D and 3 - D Finger Nail Painting, Stick Your Fingers In Here - Small Niche for the Artistic Painter

How would you like to be a finger nail painter, or sell your artwork to a network hosting nail art in the fog seat you ' d get a royalty each stint someone chose your painting to be printed upon their nails, perhaps $. 10 but it would add up, consider people have ten fingers and ten toes, a few people 1 / 3000 have 12 each, it is a specific genetic trait which comes up every once in a while, perhaps a mistake in the DNA or perhaps a genetic propel - back? Anyway, let me paint a picture for you how all this might work, let ' s talk.

Consider if you will that you already have a collection of paintings, perhaps they are on canvas, and you ' ve taken pictures of them and turned them into digital renderings as well. You may have put them on your blogs, posted them online, or maybe you are selling reprints of these works as a way to make money. This would be a similar, consider it a future additional venue. Your paintings, at least those which would lend themselves well to fingernails would be reduced in size using digital imagery, and fed into a repository of choices for those getting their nails done.

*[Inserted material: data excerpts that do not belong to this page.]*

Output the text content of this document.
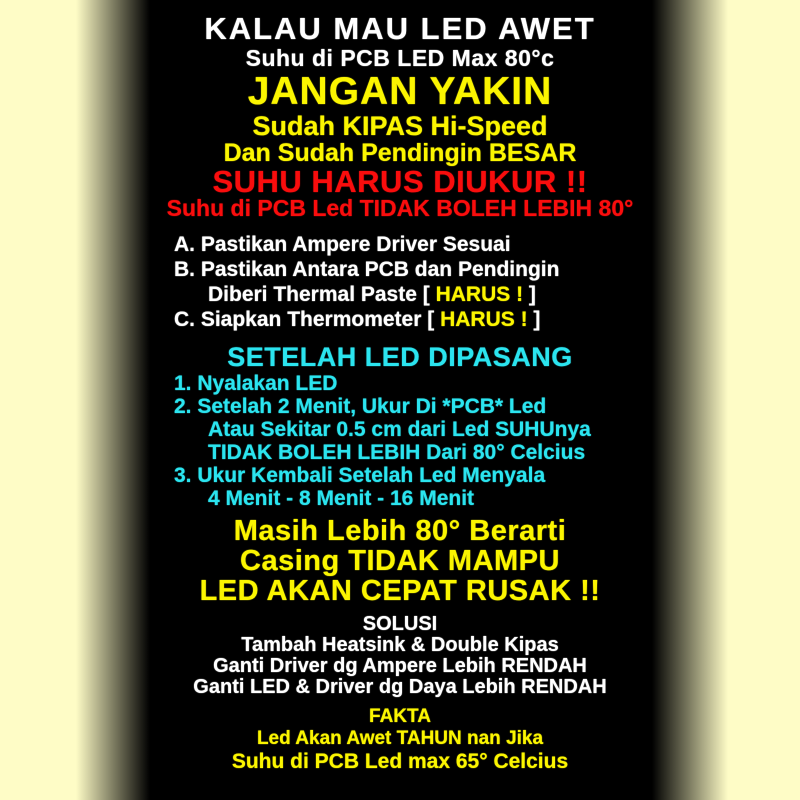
KALAU MAU LED AWET
Suhu di PCB LED Max 80°c
JANGAN YAKIN
Sudah KIPAS Hi-Speed
Dan Sudah Pendingin BESAR
SUHU HARUS DIUKUR !!
Suhu di PCB Led TIDAK BOLEH LEBIH 80°
A. Pastikan Ampere Driver Sesuai
B. Pastikan Antara PCB dan Pendingin
Diberi Thermal Paste [ HARUS ! ]
C. Siapkan Thermometer [ HARUS ! ]
SETELAH LED DIPASANG
1. Nyalakan LED
2. Setelah 2 Menit, Ukur Di *PCB* Led
Atau Sekitar 0.5 cm dari Led SUHUnya
TIDAK BOLEH LEBIH Dari 80° Celcius
3. Ukur Kembali Setelah Led Menyala
4 Menit - 8 Menit - 16 Menit
Masih Lebih 80° Berarti
Casing TIDAK MAMPU
LED AKAN CEPAT RUSAK !!
SOLUSI
Tambah Heatsink & Double Kipas
Ganti Driver dg Ampere Lebih RENDAH
Ganti LED & Driver dg Daya Lebih RENDAH
FAKTA
Led Akan Awet TAHUN nan Jika
Suhu di PCB Led max 65° Celcius
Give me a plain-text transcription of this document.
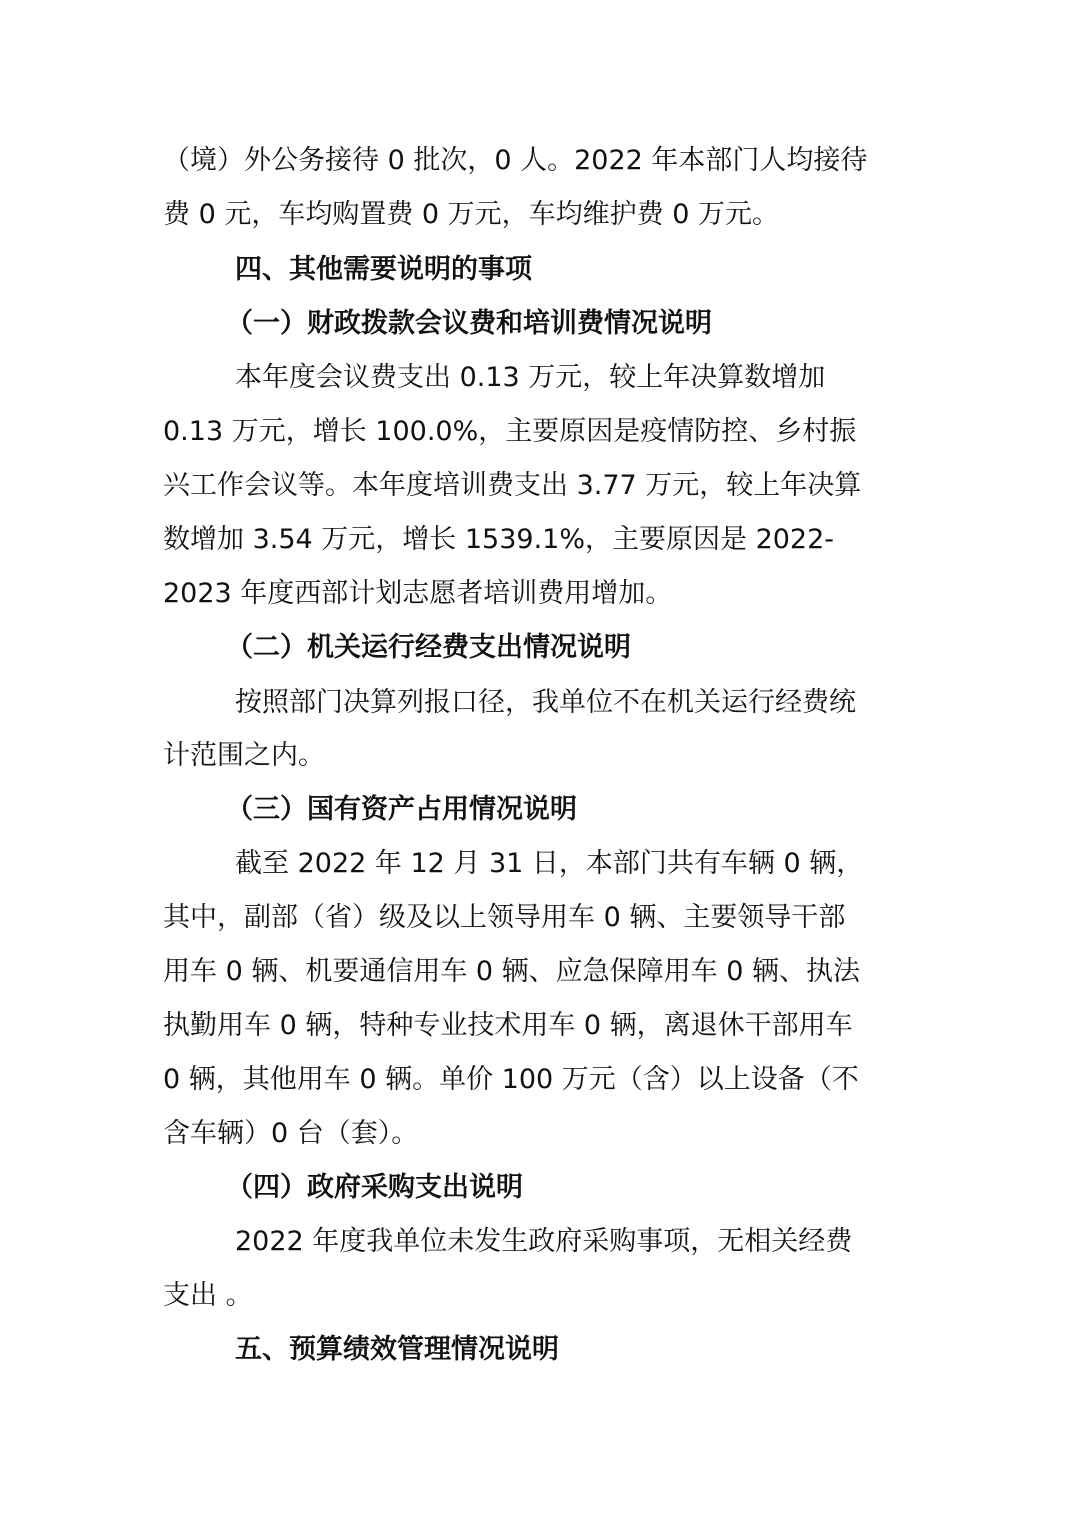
（境）外公务接待 0 批次，0 人。2022 年本部门人均接待
费 0 元，车均购置费 0 万元，车均维护费 0 万元。
四、其他需要说明的事项
（一）财政拨款会议费和培训费情况说明
本年度会议费支出 0.13 万元，较上年决算数增加
0.13 万元，增长 100.0%，主要原因是疫情防控、乡村振
兴工作会议等。本年度培训费支出 3.77 万元，较上年决算
数增加 3.54 万元，增长 1539.1%，主要原因是 2022-
2023 年度西部计划志愿者培训费用增加。
（二）机关运行经费支出情况说明
按照部门决算列报口径，我单位不在机关运行经费统
计范围之内。
（三）国有资产占用情况说明
截至 2022 年 12 月 31 日，本部门共有车辆 0 辆，
其中，副部（省）级及以上领导用车 0 辆、主要领导干部
用车 0 辆、机要通信用车 0 辆、应急保障用车 0 辆、执法
执勤用车 0 辆，特种专业技术用车 0 辆，离退休干部用车
0 辆，其他用车 0 辆。单价 100 万元（含）以上设备（不
含车辆）0 台（套）。
（四）政府采购支出说明
2022 年度我单位未发生政府采购事项，无相关经费
支出 。
五、预算绩效管理情况说明
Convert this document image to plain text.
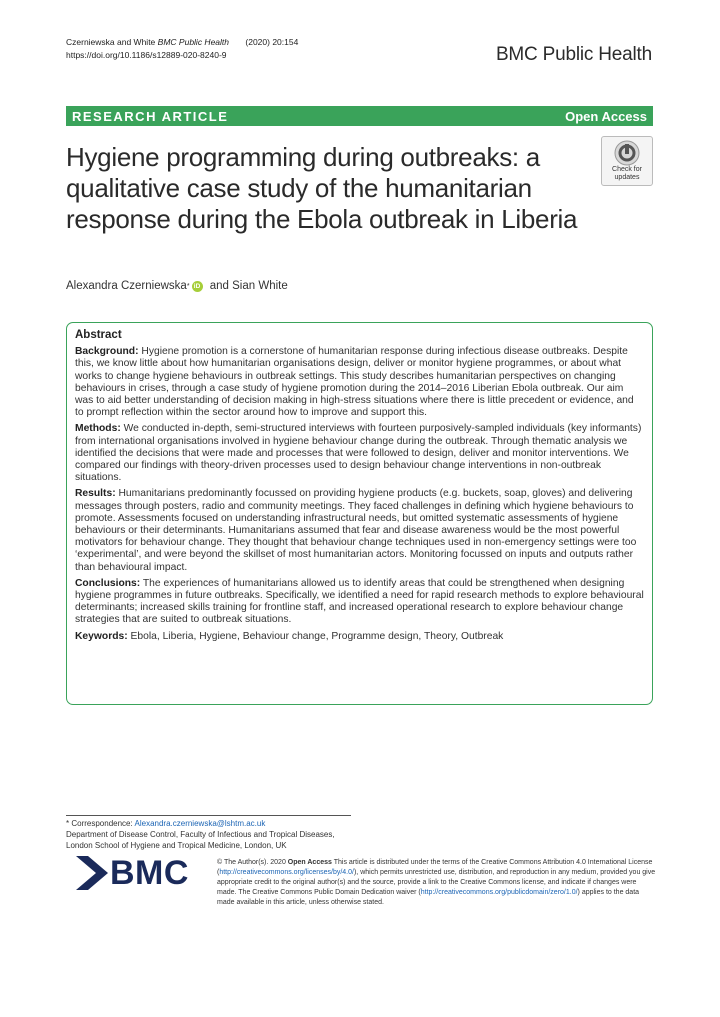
Czerniewska and White BMC Public Health (2020) 20:154
https://doi.org/10.1186/s12889-020-8240-9	BMC Public Health
RESEARCH ARTICLE	Open Access
Hygiene programming during outbreaks: a qualitative case study of the humanitarian response during the Ebola outbreak in Liberia
Check for
updates
Alexandra Czerniewska * iD and Sian White
Abstract

Background: Hygiene promotion is a cornerstone of humanitarian response during infectious disease outbreaks. Despite this, we know little about how humanitarian organisations design, deliver or monitor hygiene programmes, or about what works to change hygiene behaviours in outbreak settings. This study describes humanitarian perspectives on changing behaviours in crises, through a case study of hygiene promotion during the 2014–2016 Liberian Ebola outbreak. Our aim was to aid better understanding of decision making in high-stress situations where there is little precedent or evidence, and to prompt reflection within the sector around how to improve and support this.

Methods: We conducted in-depth, semi-structured interviews with fourteen purposively-sampled individuals (key informants) from international organisations involved in hygiene behaviour change during the outbreak. Through thematic analysis we identified the decisions that were made and processes that were followed to design, deliver and monitor interventions. We compared our findings with theory-driven processes used to design behaviour change interventions in non-outbreak situations.

Results: Humanitarians predominantly focussed on providing hygiene products (e.g. buckets, soap, gloves) and delivering messages through posters, radio and community meetings. They faced challenges in defining which hygiene behaviours to promote. Assessments focused on understanding infrastructural needs, but omitted systematic assessments of hygiene behaviours or their determinants. Humanitarians assumed that fear and disease awareness would be the most powerful motivators for behaviour change. They thought that behaviour change techniques used in non-emergency settings were too ‘experimental’, and were beyond the skillset of most humanitarian actors. Monitoring focussed on inputs and outputs rather than behavioural impact.

Conclusions: The experiences of humanitarians allowed us to identify areas that could be strengthened when designing hygiene programmes in future outbreaks. Specifically, we identified a need for rapid research methods to explore behavioural determinants; increased skills training for frontline staff, and increased operational research to explore behaviour change strategies that are suited to outbreak situations.

Keywords: Ebola, Liberia, Hygiene, Behaviour change, Programme design, Theory, Outbreak

* Correspondence: Alexandra.czerniewska@lshtm.ac.uk
Department of Disease Control, Faculty of Infectious and Tropical Diseases,
London School of Hygiene and Tropical Medicine, London, UK
BMC	© The Author(s). 2020 Open Access This article is distributed under the terms of the Creative Commons Attribution 4.0 International License (http://creativecommons.org/licenses/by/4.0/), which permits unrestricted use, distribution, and reproduction in any medium, provided you give appropriate credit to the original author(s) and the source, provide a link to the Creative Commons license, and indicate if changes were made. The Creative Commons Public Domain Dedication waiver (http://creativecommons.org/publicdomain/zero/1.0/) applies to the data made available in this article, unless otherwise stated.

Those who paint nails at the local nail salon would allow their customers to choose what they would like on their fingernail as they scanned through an online catalog which was set up by category. Once they chose the proper picture, they would stick their finger in a little machine which would size up their fingernail and the amount of space involved and allow the customer on a small screen to see what it will look like once it is painted on. If the customer decides to go with that, the machine would clamp onto their finger ever so slightly, and a small set of suction cups would rise from underneath keeping their finger in place.

The digital printer which would be a 2 - D printer however it would be printing onto a 3 - D curved surface in this case which would put that picture on to the fingernail, allow it to air dry for a minute or two, then apply the acrylic coating, and perhaps some accents such as small diamond like tiny laboratory produced jaded pebbles in the appropriate places.

Those artists who specialize in paintings which would be reduced in size would begin to understand what would look best on fingernails and paint their paintings appropriately, or slightly modify their current series of paintings with slightly less detail, and the potential for extra accents, and specific colors which might go with common wardrobe items. Indeed I hope you will please consider all this and think on it.